Sunday, April 13, 2008

Babcia...

A po co jest Babcia???

Babcia jest po to, żeby kupować! Żeby spełniać wszystkie życzenia Helutka! Babcia zna każdy sklep w okolicy, a właściwie to i każdy sklep poza okolicą, i jak tylko Mama Babci pozwoli, to Babcia kupuje Helutkowi Prezenty. Wystarczy że Helutek zawoła: - Babciu, ja przecież nie mam grzechotki! No ja po prostu nie mam grzechotki!
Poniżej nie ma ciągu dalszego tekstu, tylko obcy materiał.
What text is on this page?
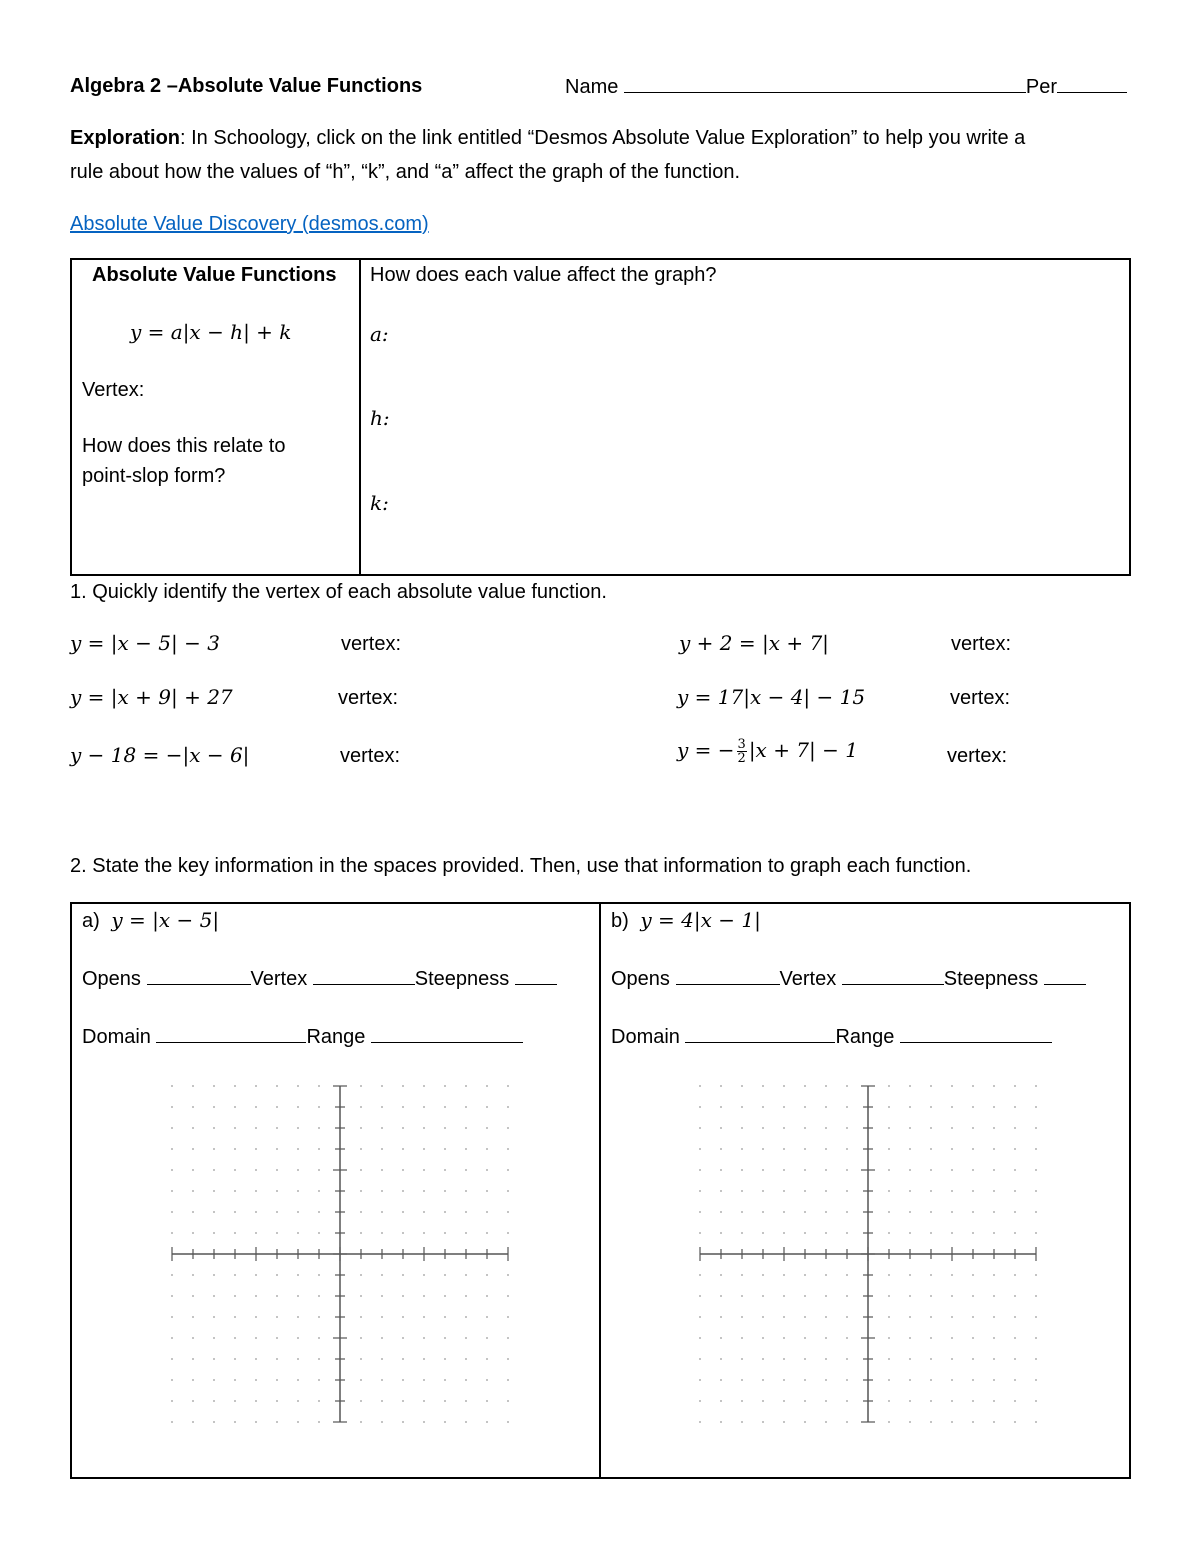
Algebra 2 –Absolute Value Functions	Name	Per
Exploration: In Schoology, click on the link entitled “Desmos Absolute Value Exploration” to help you write a
rule about how the values of “h”, “k”, and “a” affect the graph of the function.
Absolute Value Discovery (desmos.com)
Absolute Value Functions
y = a|x − h| + k
Vertex:
How does this relate to
point-slop form?
How does each value affect the graph?
a:
h:
k:
1. Quickly identify the vertex of each absolute value function.
y = |x − 5| − 3	vertex:	y + 2 = |x + 7|	vertex:
y = |x + 9| + 27	vertex:	y = 17|x − 4| − 15	vertex:
y − 18 = −|x − 6|	vertex:	y = − $\frac{3}{2} |x + 7| - 1$	vertex:
2. State the key information in the spaces provided. Then, use that information to graph each function.
a) y = |x − 5|
Opens	Vertex	Steepness
Domain	Range
b) y = 4|x − 1|
Opens	Vertex	Steepness
Domain	Range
Czy mogłabyś mi w końcu kupić jakąś grzechotkę?! I wtedy Babcia pakuje Helutka do wózka i biega po okolicy w poszukiwaniu grzechotki...




Babcia po prostu jest po to, żeby Helutka rozpieszczać!

3 comments:

Anonymous said...

Po zjedzeniu całej porcji młodej marchewki Hel ma sjestę on the balcony.Mama załatwia paszport aby móc pokazać Hel całą Kulę Ziemską.Kiedy w końcu zniosą te wizy i całe to zamieszanie.Hel pewnie doczeka,a babcia na razie wybiera się do Kanady z Prababcią!

Anonymous said...

NIestety mama jest chora i babcia nic nie może poradzić,nastroje minorowe,a poza tym wyjazd.Hel czuje się dobrze i babcia też.Kiedyś czytałam,że matki wielodzietne nie chorują,bo na taki luksus nie moga sobie pozwolić.

Anonymous said...

Ta żabka z obrazka zaraz poleci samolotem.Rzeczy też podróżują.Ciekawe jaki będzie los tej żabki?Hel nam kiedyś opowie.Ja myślę,że może zmieni Właściciela/kę i jeszcze sobie polata samolotem.Lucky Frog.Bye!